Thanks @vlvkobal, this is the answer. Try to remove the !*-qemu bit in the configuration and then restart Netdata.

but here I don’t see the stats per KVM but rather alltogether

@vlvkobal your fix filters out kvm all qemu stats, doesn’t it?

I found the issue QEMU metrics incorrect and crashing dashboard Β· Issue #9254 Β· netdata/netdata Β· GitHub

Thanks everyone. I removed the β€œ!*-qemu” bit in both lines (enable by default cgroups matching = and search for cgroups in subpaths matching =) and restarted netdata.

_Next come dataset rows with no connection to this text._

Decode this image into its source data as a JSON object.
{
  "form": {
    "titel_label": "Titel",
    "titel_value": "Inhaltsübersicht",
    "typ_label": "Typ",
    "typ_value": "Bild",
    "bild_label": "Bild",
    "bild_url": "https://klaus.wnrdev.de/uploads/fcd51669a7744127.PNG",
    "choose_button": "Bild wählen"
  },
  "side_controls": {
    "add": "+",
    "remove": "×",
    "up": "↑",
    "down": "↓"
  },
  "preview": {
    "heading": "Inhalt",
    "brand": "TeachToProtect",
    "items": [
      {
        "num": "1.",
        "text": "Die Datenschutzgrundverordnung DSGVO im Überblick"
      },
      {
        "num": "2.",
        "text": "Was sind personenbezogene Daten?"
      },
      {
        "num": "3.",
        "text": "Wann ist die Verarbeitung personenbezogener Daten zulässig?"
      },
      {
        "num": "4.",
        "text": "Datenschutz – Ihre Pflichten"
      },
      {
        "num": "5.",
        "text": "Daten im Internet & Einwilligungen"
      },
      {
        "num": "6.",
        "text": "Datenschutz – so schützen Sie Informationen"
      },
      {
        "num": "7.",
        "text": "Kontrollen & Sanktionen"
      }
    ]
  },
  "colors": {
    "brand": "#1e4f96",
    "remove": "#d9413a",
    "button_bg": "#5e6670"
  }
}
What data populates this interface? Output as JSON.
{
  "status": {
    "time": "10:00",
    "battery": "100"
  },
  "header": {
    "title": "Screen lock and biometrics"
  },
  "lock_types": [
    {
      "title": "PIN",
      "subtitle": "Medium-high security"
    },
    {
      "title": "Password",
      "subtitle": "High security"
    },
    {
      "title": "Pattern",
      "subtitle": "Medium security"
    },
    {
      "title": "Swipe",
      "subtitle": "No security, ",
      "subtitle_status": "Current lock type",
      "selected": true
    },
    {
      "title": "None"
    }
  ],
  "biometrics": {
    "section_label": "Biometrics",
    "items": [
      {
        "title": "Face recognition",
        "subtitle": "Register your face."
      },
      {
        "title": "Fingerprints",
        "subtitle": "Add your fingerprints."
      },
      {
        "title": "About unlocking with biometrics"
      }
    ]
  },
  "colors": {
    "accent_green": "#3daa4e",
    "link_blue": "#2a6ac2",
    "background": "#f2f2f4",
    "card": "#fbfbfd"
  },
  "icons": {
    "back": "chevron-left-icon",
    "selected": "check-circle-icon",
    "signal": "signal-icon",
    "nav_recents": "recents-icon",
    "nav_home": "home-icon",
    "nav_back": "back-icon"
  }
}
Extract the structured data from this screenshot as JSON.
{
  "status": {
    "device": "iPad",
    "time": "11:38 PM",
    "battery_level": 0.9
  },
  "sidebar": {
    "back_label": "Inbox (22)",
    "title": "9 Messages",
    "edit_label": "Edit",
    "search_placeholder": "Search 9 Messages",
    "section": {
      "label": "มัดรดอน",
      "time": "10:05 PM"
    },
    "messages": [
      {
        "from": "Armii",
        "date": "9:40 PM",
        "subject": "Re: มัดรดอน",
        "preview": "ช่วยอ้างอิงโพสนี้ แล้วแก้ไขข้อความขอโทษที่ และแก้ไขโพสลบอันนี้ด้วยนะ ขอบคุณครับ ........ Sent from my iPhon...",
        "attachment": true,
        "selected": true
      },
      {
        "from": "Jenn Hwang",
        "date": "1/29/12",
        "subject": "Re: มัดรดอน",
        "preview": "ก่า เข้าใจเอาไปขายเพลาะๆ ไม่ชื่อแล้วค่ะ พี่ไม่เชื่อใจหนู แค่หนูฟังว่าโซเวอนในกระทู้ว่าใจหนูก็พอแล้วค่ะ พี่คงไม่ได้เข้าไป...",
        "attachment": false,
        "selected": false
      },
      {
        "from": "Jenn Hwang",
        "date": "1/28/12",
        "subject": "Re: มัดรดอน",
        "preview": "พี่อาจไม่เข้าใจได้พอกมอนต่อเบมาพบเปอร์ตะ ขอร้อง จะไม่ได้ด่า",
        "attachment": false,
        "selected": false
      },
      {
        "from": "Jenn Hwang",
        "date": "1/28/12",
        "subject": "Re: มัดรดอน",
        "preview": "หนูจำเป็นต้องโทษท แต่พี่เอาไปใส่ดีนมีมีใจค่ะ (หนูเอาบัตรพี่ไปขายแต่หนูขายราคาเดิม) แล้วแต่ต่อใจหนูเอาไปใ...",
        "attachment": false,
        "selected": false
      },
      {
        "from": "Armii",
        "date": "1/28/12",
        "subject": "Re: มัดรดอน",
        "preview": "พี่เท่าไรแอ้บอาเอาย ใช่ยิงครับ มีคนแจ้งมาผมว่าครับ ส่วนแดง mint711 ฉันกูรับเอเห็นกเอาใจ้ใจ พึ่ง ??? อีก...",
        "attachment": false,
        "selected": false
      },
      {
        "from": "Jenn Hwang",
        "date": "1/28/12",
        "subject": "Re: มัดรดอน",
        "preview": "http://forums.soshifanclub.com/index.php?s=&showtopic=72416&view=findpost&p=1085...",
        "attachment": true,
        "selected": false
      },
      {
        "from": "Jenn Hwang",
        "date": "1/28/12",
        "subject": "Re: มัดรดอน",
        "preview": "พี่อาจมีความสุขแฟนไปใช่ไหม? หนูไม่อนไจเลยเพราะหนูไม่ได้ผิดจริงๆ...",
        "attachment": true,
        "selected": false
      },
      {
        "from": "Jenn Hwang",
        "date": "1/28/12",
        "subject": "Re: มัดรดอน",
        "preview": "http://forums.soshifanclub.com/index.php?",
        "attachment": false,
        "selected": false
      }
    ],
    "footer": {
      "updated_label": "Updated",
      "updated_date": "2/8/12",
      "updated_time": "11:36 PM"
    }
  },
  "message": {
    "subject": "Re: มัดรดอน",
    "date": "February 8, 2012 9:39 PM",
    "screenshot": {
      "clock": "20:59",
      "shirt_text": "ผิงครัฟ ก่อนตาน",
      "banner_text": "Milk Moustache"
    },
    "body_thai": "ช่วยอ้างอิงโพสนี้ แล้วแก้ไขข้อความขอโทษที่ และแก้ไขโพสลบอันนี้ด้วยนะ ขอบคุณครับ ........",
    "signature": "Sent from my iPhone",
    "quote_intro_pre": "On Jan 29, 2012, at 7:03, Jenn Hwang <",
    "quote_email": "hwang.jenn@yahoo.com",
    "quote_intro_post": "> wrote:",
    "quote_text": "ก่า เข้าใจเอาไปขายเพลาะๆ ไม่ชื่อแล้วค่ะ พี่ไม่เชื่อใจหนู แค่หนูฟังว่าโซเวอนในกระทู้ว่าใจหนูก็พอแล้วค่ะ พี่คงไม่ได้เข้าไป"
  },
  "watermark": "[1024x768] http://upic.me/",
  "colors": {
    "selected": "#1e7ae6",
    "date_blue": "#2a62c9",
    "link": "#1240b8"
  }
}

I am not accessing netdata locally - only through netdata cloud. A few refreshes later I still see:
image

That isn’t a fix, it’s just our default config. I don’t know what is the structure of containers in QEMU, that’s why I suggested tweaking the configuration parameters, rather than providing a more specific suggestion.

Thanks for your pointer, I understand. I had hoped someone would be using qemu and netdata and might be able to provide more help.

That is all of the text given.